The government is yet to form the full wage commission for garment workers – although two weeks have passed since its announcement – as garment owners have not nominated their representatives for the body.
The labour and employment ministry has been waiting to get the list of nominees from Bangladesh Garment Manufacturers and Exporters Association (BGMEA) to form the commission and publish a gazette.
“After we receive the nominations, we will publish the gazette on the wage commission including names of people in it, its jurisdiction, timeframe for submitting recommendations and other benefits. The commission will start working only after the gazette is published,” Labour and Employment Secretary Mikail Shipar told the Dhaka Tribune.
BGMEA President Atiqul Islam said they had finalised the names of their nominees and the association board would sit today for its approval.
“We will send our nominations to the ministry after getting the board’s approval,” he said yesterday.
On May 12, the labour ministry announced the formation of the national wage board to ensure minimum wages for garment workers in the presence of garment owners and BGMEA office bearers, labour leaders and government officials.
Jute and Textiles Minister Abdul Latif Siddiqui, a member of the cabinet committee on garment industry, announced on behalf of the labour ministry that the minimum wages would be effective from May 1.
Labour Secretary Mikail Shipar, however, told the Dhaka Tribune yesterday that the minimum wages would be effective from the day the commission suggested. The process would be completed within November, he said.
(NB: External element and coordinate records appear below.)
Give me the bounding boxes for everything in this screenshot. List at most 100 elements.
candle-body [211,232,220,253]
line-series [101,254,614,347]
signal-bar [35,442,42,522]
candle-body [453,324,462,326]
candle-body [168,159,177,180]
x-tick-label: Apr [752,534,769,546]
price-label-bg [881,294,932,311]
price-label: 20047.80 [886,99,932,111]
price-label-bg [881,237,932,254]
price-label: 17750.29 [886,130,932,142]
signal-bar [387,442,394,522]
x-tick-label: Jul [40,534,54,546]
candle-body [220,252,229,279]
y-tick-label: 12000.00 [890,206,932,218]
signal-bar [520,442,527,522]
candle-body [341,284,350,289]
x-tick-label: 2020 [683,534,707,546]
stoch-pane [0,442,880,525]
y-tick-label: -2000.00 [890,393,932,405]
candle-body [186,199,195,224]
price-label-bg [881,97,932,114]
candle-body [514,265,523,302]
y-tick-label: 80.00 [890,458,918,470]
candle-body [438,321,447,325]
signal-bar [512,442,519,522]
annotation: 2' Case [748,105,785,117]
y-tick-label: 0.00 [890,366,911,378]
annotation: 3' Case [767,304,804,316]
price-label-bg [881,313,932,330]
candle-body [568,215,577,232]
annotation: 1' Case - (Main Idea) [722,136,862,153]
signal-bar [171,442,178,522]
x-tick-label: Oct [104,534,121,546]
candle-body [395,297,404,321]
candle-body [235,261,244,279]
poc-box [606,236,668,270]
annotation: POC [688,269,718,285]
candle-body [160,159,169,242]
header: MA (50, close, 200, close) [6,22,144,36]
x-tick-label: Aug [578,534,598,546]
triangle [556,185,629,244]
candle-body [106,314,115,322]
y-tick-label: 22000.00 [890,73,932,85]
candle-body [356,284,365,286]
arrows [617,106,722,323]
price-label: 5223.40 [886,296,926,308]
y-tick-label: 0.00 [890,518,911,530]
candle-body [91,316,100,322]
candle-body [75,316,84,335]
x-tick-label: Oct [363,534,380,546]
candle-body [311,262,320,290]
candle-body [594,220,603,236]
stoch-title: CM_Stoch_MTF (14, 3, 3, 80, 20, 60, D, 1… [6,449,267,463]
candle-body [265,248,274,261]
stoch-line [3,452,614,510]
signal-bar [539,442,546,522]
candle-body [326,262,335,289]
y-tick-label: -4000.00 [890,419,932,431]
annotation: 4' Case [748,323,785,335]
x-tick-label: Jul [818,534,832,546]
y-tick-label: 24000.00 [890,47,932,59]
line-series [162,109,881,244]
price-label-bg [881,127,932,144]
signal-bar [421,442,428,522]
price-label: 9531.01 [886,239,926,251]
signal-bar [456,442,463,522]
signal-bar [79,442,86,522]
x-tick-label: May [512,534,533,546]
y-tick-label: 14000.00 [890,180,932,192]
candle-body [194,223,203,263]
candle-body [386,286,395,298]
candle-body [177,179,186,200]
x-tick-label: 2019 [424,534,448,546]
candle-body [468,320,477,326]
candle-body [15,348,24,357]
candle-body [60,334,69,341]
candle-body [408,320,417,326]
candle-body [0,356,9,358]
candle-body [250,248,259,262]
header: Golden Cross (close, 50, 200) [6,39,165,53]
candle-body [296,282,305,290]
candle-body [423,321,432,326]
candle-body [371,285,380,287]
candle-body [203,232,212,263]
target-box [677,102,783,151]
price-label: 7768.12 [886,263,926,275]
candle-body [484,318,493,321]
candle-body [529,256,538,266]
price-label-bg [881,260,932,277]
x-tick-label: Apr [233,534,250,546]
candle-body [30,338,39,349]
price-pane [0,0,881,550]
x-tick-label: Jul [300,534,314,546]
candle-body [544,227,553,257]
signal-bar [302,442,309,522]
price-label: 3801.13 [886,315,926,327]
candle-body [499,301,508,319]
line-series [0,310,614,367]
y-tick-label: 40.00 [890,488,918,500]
According to the labour ministry, the government already appointed district judge AK Roy as the chairman of the commission. Other members will be nominated from government officials, garment owners and representatives of garment workers.
The commission will fix the new salary structure of RMG workers in consultation with its members and other stakeholders concerned.
Bangladesh is the largest exporter of garment products after China, contributing nearly 80% of the country’s earning from exports.
The sector has been plagued with accidents, and rights activists have been accusing garment factory owners of oppressing workers. Around 4 million people, mostly women, engaged in the sector toil hard for as little as Tk3,000 a month.
The move for forming the wage board was prompted by widespread criticism over the poor salaries and conditions of the factories, most of which do not comply with the international safety standards.
Bangladesh’s garment industry came under limelight once again after 1,127 people, mostly RMG workers, were killed in a building collapse at Savar on April 24. The nine-storey building housed five garment factories.
The European Union, the largest importer of garment products from Bangladesh, threatened to revoke its preferential trading facility. Several US senators have also reportedly been pushing the Obama administration to cancel Bangladesh’s GSP facility.
If cancelled, Bangladesh could face millions of dollars in taxes.